The kidney exchange mechanism allows many patient-donor pairs who are otherwise incompatible with each other to come together and exchange kidneys along a cycle. However, due to infrastructure and legal constraints, kidney exchange can only be performed in small cycles in practice. In reality, there are also some altruistic donors who do not have any paired patients. This allows us to also perform kidney exchange along paths that start from some altruistic donor. Unfortunately, the computational task is NP-complete. To overcome this computational barrier, an important line of research focuses on designing faster algorithms, both exact and using the framework of parameterized complexity.
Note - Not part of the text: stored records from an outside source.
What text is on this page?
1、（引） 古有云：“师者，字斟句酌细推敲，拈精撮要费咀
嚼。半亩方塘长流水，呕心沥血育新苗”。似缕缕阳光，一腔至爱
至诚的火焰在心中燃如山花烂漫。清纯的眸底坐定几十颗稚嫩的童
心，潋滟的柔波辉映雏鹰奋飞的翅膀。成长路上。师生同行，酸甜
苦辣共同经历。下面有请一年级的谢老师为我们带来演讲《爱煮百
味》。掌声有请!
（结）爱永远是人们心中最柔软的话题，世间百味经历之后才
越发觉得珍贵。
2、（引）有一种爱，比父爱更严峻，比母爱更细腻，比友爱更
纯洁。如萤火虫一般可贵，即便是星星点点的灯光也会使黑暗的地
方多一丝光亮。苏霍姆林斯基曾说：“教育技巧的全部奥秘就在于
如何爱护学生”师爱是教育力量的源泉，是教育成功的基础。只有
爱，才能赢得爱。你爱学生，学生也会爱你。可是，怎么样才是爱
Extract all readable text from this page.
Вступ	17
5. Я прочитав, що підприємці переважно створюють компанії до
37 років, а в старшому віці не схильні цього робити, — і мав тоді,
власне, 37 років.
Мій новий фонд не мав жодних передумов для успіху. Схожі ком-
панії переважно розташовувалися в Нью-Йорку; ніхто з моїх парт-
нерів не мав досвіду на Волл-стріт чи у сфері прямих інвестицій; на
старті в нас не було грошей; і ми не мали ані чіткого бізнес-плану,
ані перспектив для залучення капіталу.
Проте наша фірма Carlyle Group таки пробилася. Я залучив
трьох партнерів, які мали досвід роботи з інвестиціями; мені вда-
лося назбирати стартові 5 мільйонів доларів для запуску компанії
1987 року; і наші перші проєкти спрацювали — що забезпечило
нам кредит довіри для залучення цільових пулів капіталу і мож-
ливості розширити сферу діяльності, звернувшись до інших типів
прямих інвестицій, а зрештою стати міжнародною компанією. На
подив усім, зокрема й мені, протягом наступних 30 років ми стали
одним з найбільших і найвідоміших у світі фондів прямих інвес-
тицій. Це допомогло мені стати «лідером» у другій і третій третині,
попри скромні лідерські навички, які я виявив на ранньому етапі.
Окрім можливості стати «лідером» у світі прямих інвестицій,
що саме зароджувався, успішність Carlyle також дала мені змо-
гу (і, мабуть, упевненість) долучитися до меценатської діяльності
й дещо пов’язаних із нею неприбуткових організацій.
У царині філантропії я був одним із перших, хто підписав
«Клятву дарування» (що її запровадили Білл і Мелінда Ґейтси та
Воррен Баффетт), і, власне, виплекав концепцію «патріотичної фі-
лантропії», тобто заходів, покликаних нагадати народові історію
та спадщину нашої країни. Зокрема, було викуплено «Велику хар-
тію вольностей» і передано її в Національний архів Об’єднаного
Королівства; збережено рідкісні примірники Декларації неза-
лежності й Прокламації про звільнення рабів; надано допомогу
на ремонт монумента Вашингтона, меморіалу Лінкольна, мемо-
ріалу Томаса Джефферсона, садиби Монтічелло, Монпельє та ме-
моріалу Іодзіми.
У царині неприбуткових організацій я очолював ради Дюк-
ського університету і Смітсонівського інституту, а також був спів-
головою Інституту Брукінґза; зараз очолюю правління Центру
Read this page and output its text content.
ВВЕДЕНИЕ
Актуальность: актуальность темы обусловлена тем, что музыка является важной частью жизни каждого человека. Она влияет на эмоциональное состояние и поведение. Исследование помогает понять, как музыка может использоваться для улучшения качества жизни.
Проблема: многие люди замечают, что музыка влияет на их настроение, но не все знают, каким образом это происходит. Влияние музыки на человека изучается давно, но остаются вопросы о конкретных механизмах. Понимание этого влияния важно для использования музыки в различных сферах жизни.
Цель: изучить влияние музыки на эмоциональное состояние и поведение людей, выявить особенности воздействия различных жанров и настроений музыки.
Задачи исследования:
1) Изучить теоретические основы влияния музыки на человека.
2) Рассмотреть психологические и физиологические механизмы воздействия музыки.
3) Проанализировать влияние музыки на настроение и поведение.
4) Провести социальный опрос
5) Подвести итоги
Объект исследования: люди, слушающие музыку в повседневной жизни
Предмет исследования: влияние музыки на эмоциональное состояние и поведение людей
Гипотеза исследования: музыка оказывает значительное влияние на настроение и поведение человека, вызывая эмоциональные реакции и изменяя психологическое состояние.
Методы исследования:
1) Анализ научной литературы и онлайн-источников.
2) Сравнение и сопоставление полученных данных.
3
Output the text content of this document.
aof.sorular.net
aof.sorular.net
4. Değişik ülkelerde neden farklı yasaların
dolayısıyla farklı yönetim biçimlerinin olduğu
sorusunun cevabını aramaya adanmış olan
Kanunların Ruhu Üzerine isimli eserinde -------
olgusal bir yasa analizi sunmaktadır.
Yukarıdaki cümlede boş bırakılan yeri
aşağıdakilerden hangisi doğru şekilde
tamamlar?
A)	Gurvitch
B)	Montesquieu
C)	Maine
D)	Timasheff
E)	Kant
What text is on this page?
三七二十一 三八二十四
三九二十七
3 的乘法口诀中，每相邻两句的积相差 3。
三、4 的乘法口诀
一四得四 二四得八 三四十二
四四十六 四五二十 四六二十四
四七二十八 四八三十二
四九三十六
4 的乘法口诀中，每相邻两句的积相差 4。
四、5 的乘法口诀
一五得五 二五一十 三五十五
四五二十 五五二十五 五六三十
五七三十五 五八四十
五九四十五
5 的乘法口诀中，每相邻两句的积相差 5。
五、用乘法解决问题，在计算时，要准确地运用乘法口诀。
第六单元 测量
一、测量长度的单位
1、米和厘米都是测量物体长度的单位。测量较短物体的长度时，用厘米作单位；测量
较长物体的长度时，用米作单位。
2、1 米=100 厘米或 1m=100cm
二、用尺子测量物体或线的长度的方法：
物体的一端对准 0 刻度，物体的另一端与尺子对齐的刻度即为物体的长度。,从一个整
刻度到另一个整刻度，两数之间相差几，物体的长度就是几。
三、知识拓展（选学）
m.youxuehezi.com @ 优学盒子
The standard parameter for the kidney exchange problem is the number $t$ of patients that receive a healthy kidney. The current fastest known deterministic FPT algorithm for this problem, parameterized by $t$, is $O^\star\left(14^t\right)$. In this work, we improve this by presenting a deterministic FPT algorithm that runs in time $O^\star\left((4e)^t\right)\approx O^\star\left(10.88^t\right)$. This problem is also known to be W[1]-hard parameterized by the treewidth of the underlying undirected graph. A natural question here is whether the kidney exchange problem admits an FPT algorithm parameterized by the pathwidth of the underlying undirected graph. We answer this negatively in this paper by proving that this problem is W[1]-hard parameterized by the pathwidth of the underlying undirected graph. We also present some parameterized intractability results improving the current understanding of the problem under the framework of parameterized complexity.